2. La possibilité d’interdiction par le règlement intérieur de l’entreprise

En fonction de la nature de l'activité de l'entreprise, des contraintes de sécurité, d'hygiène et de santé voire encore des problèmes d'image de l'entreprise, le règlement intérieur peut imposer certaines restrictions en matière de signes religieux. Si l'employeur souhaite interdire le port de signe religieux au travail, sa décision ne doit pas être motivée par des critères religieux mais par les conséquences que ce vêtement pourrait avoir en matière d'organisation, d'hygiène ou de sécurité au travail. Exemple : lorsque l'entreprise interdit le port du voile en raison de l'obligation faite aux salariés de porter un casque de protection. Dans son article 2, la Loi Travail du mois d'août 2016 prévoit également la possibilité d'insérer dans le règlement intérieur des règles inscrivant le principe de neutralité dans l'entreprise et restreignant la manifestation des convictions des salariés. Mais à la condition, précise le texte, que ces restrictions soient :

  • proportionnées au but recherché

  • justifiées par les nécessités du bon fonctionnement de l'entreprise ou par l'exercice d'autres libertés ou droits fondamentaux

Il revient alors aux tribunaux d’apprécier la légalité des règlements intérieurs au regard de ces conditions.

 

3. Une réglementation tempérée par l’interdiction de la discrimination

La liberté religieuse qui implique la liberté de pratiquer une religion et de manifester ses convictions religieuses, est consacrée par différentes normes tant supranationales que nationales (notamment l’article 9 de la Convention européenne de sauvegarde des droits de l’Homme, l’article 10 de la Déclaration des droits de l’homme). Elle a pour corollaire l’interdiction de toute discrimination fondée sur la religion. Le code du travail interdit ainsi toute discrimination, directe ou indirecte, en raison des convictions religieuses et ce à tous les stades de la vie professionnelle, du recrutement à la formation ou promotion professionnelle et jusqu’à la rupture du contrat (C. trav. art. L. 1132-1). Le Code pénal (art. 225-1 à 225-4) sanctionne également les discriminations fondées sur la religion par une peine maximale de trois ans d’emprisonnement et 45 000 euros d’amende.
 
 

4. Les solutions posées par la jurisprudence

 La Cour de cassation :

Par ses arrêts du 19 mars 2013 (arrêts Baby-Loup et CPAM) la chambre sociale de la Cour de cassation a déjà précisé que les principes de neutralité et de laïcité du service public sont applicables à l’ensemble des services publics, y compris lorsque ceux-ci sont assurés par des organismes de droit privé. La Cour de cassation devait s’interroger sur la question de savoir si un employeur peut se fonder sur le principe de laïcité pour exiger la neutralité vestimentaire de ses salariés et interdire ainsi le port du signe religieux.
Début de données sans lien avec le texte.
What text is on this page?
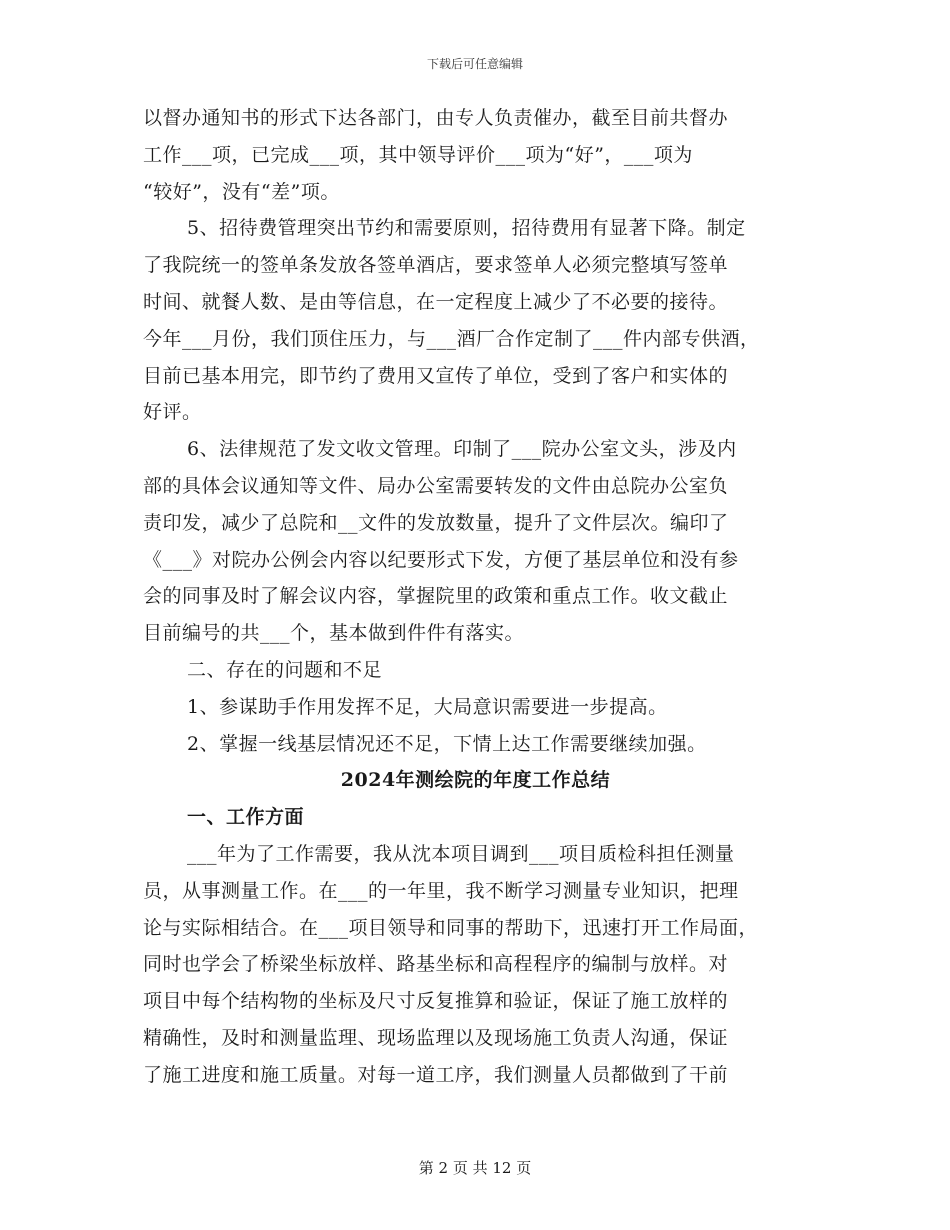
下载后可任意编辑
以督办通知书的形式下达各部门，由专人负责催办，截至目前共督办
工作___项，已完成___项，其中领导评价___项为“好”，___项为
“较好”，没有“差”项。
5、招待费管理突出节约和需要原则，招待费用有显著下降。制定
了我院统一的签单条发放各签单酒店，要求签单人必须完整填写签单
时间、就餐人数、是由等信息，在一定程度上减少了不必要的接待。
今年___月份，我们顶住压力，与___酒厂合作定制了___件内部专供酒，
目前已基本用完，即节约了费用又宣传了单位，受到了客户和实体的
好评。
6、法律规范了发文收文管理。印制了___院办公室文头，涉及内
部的具体会议通知等文件、局办公室需要转发的文件由总院办公室负
责印发，减少了总院和__文件的发放数量，提升了文件层次。编印了
《___》对院办公例会内容以纪要形式下发，方便了基层单位和没有参
会的同事及时了解会议内容，掌握院里的政策和重点工作。收文截止
目前编号的共___个，基本做到件件有落实。
二、存在的问题和不足
1、参谋助手作用发挥不足，大局意识需要进一步提高。
2、掌握一线基层情况还不足，下情上达工作需要继续加强。
2024年测绘院的年度工作总结
一、工作方面
___年为了工作需要，我从沈本项目调到___项目质检科担任测量
员，从事测量工作。在___的一年里，我不断学习测量专业知识，把理
论与实际相结合。在___项目领导和同事的帮助下，迅速打开工作局面，
同时也学会了桥梁坐标放样、路基坐标和高程程序的编制与放样。对
项目中每个结构物的坐标及尺寸反复推算和验证，保证了施工放样的
精确性，及时和测量监理、现场监理以及现场施工负责人沟通，保证
了施工进度和施工质量。对每一道工序，我们测量人员都做到了干前
第 2 页 共 12 页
Dans l’affaire Baby Loup, la Cour de cassation a répondu négativement à cette question en se fondant sur l’article L1321-3 du Code du travail et en précisant que « le principe de laïcité instauré par l’article 1er de la Constitution n’est pas applicable aux salariés des employeurs de droit privé qui ne gèrent pas un service public ». Dès lors les seules restrictions tolérées à la liberté religieuse sont celles justifiées par la nature de la tâche à accomplir conformément à l’article L1321-3 du Code du travail. La Cour de cassation en assemblée plénière (25 juin 2014, Baby-Loup) jugeait que la restriction à la liberté de manifester sa religion édictée par le règlement intérieur ne présentait pas un caractère général, mais était suffisamment précise, justifiée par la nature des tâches accomplies par les salariés de l'association et proportionnée au but recherché.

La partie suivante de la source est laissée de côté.